If everything checks out and your doctor gives the thumbs-up, it’s time to get rolling.
Learn the Lingo
The CrossFit community uses a very specific set of terms that you may not hear elsewhere. When was the last time you “kipped” your way through one of “The Girls” workouts, for example?
If you plan to work out and speak with other lifters about CrossFit, those interactions will go much better if you know some of the terminology.
Learn Some of the Exercises (Correctly)
As with the words used in CrossFit, the exercises can seem a bit foreign or unusual. That’s part of the fun and challenge of CrossFit, but it can also be a formidable task.
The first time you pull up a Workout of the Day (WOD) and see “double-unders” listed, you may be tempted to go put on a second set of BVDs and call it a day.
However, if you take some time to familiarize yourself with the CrossFit exercises and even try a few of them, you shrink your learning curve when it’s time to perform them for real.
You can find a huge list of exercises, along with video demonstrations, at CrossFit.com.
When you DO try a new exercise — or an old one — keep your form clean and keep your ego in check.
Decide How Much Time You Can Commit
With all of the variety that CrossFit offers, it’s easy to get excited and want to train every day — at least until that initial soreness sets in!
But will you be able to maintain that pace?
Take a look at your life outside the gym and consider how much time you can realistically commit to CrossFit, then pick your program accordingly.

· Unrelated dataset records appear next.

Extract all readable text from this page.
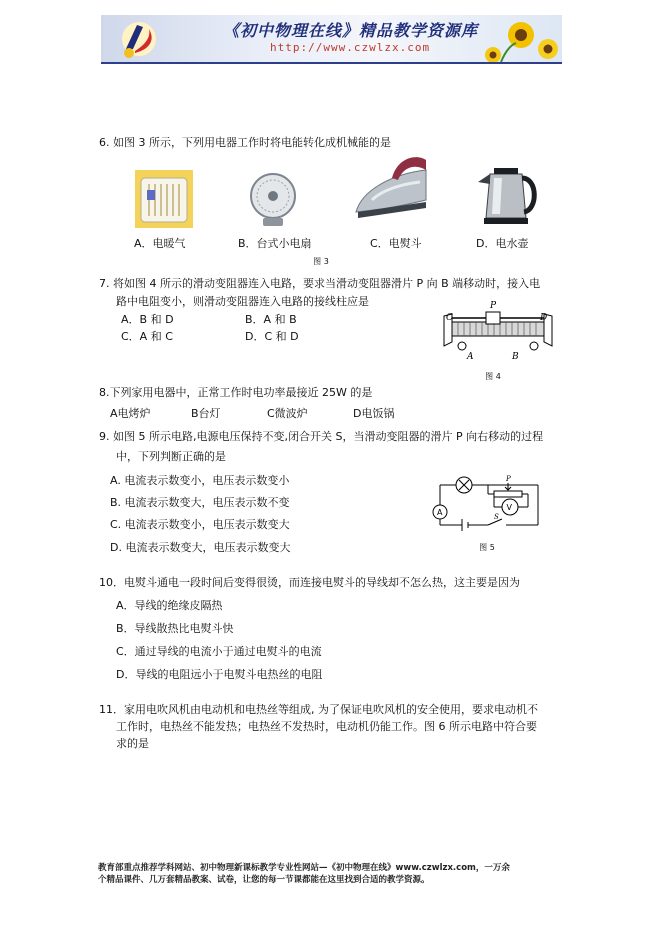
《初中物理在线》精品教学资源库
http://www.czwlzx.com
6. 如图 3 所示，下列用电器工作时将电能转化成机械能的是
A．电暖气	B．台式小电扇	C．电熨斗	D．电水壶
图 3
7. 将如图 4 所示的滑动变阻器连入电路，要求当滑动变阻器滑片 P 向 B 端移动时，接入电
路中电阻变小，则滑动变阻器连入电路的接线柱应是
A．B 和 D	B．A 和 B
C．A 和 C	D．C 和 D
P
C	D
A	B
图 4
8.下列家用电器中，正常工作时电功率最接近 25W 的是
A电烤炉	B台灯	C微波炉	D电饭锅
9. 如图 5 所示电路,电源电压保持不变,闭合开关 S，当滑动变阻器的滑片 P 向右移动的过程
中，下列判断正确的是
A. 电流表示数变小，电压表示数变小
B. 电流表示数变大，电压表示数不变
C. 电流表示数变小，电压表示数变大
D. 电流表示数变大，电压表示数变大
A
V
P
S
图 5
10．电熨斗通电一段时间后变得很烫，而连接电熨斗的导线却不怎么热，这主要是因为
A．导线的绝缘皮隔热
B．导线散热比电熨斗快
C．通过导线的电流小于通过电熨斗的电流
D．导线的电阻远小于电熨斗电热丝的电阻
11．家用电吹风机由电动机和电热丝等组成, 为了保证电吹风机的安全使用，要求电动机不
工作时，电热丝不能发热；电热丝不发热时，电动机仍能工作。图 6 所示电路中符合要
求的是
教育部重点推荐学科网站、初中物理新课标教学专业性网站—《初中物理在线》www.czwlzx.com，一万余
个精品课件、几万套精品教案、试卷，让您的每一节课都能在这里找到合适的教学资源。
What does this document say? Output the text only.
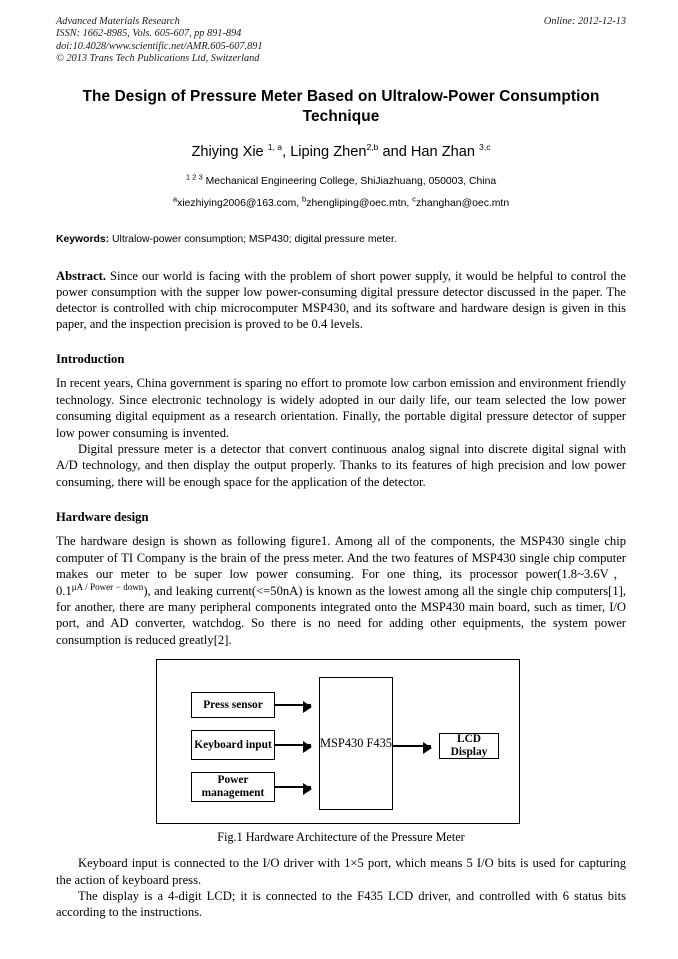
Online: 2012-12-13
Advanced Materials Research
ISSN: 1662-8985, Vols. 605-607, pp 891-894
doi:10.4028/www.scientific.net/AMR.605-607.891
© 2013 Trans Tech Publications Ltd, Switzerland
The Design of Pressure Meter Based on Ultralow-Power Consumption Technique
Zhiying Xie $^{1, a}$, Liping Zhen$^{2,b}$ and Han Zhan $^{3,c}$
$^{1 2 3}$ Mechanical Engineering College, ShiJiazhuang, 050003, China
$^a$xiezhiying2006@163.com, $^b$zhengliping@oec.mtn, $^c$zhanghan@oec.mtn
Keywords: Ultralow-power consumption; MSP430; digital pressure meter.
Abstract. Since our world is facing with the problem of short power supply, it would be helpful to control the power consumption with the supper low power-consuming digital pressure detector discussed in the paper. The detector is controlled with chip microcomputer MSP430, and its software and hardware design is given in this paper, and the inspection precision is proved to be 0.4 levels.
Introduction
In recent years, China government is sparing no effort to promote low carbon emission and environment friendly technology. Since electronic technology is widely adopted in our daily life, our team selected the low power consuming digital equipment as a research orientation. Finally, the portable digital pressure detector of supper low power consuming is invented.
Digital pressure meter is a detector that convert continuous analog signal into discrete digital signal with A/D technology, and then display the output properly. Thanks to its features of high precision and low power consuming, there will be enough space for the application of the detector.
Hardware design
The hardware design is shown as following figure1. Among all of the components, the MSP430 single chip computer of TI Company is the brain of the press meter. And the two features of MSP430 single chip computer makes our meter to be super low power consuming. For one thing, its processor power(1.8~3.6V， $0.1^{\mu A / Power - down}$), and leaking current(<=50nA) is known as the lowest among all the single chip computers[1], for another, there are many peripheral components integrated onto the MSP430 main board, such as timer, I/O port, and AD converter, watchdog. So there is no need for adding other equipments, the system power consumption is reduced greatly[2].
Press sensor
Keyboard input
Power management
MSP430 F435	LCD Display
Fig.1 Hardware Architecture of the Pressure Meter
Keyboard input is connected to the I/O driver with 1×5 port, which means 5 I/O bits is used for capturing the action of keyboard press.
The display is a 4-digit LCD; it is connected to the F435 LCD driver, and controlled with 6 status bits according to the instructions.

CrossFit Impulse has a great article about figuring out your frequency here.
Choose “Box” or Alone
In CrossFit vernacular, a “Box” is a gym where CrossFitters train, and where you can find specialized trainers.
While many beginners do opt to join a “Box,” there are also several ways to do CrossFit on your own or with a buddy. One of the most popular is to use a WOD generator to get a new workout every training day.
Whether you choose to join a box or go it alone is primarily a matter of preference and personality. If you have a long training history, solo CrossFit may be a good place to start experimenting.
Break In Slowly
Although many of the CrossFit routines appear to be simple and maybe even unbalanced, they can be brutally intense and can make you sore for days. You can also get injured if you don’t take time to find your groove.
If you’re an experienced lifter, you may be tempted to go full-tilt right off the bat, but that would be a mistake.
Instead, take a couple of weeks to work into the variety and intensity of CrossFit and you’ll be more likely to stick with it in the long run.
Once you get into the flow, you can ramp up your workout duration and potency, but don’t get impatient.
CrossFit can be intimidating, especially when you see some of the physical specimens who complete at the highest levels.
Don’t worry about duplicating anyone else’s performance or that you don’t know what you’re doing.
CrossFit is built to keep you engaged with your exercise program, and it takes time to find what works right for you, but that’s OK.
After all, you’re building your body for the long haul!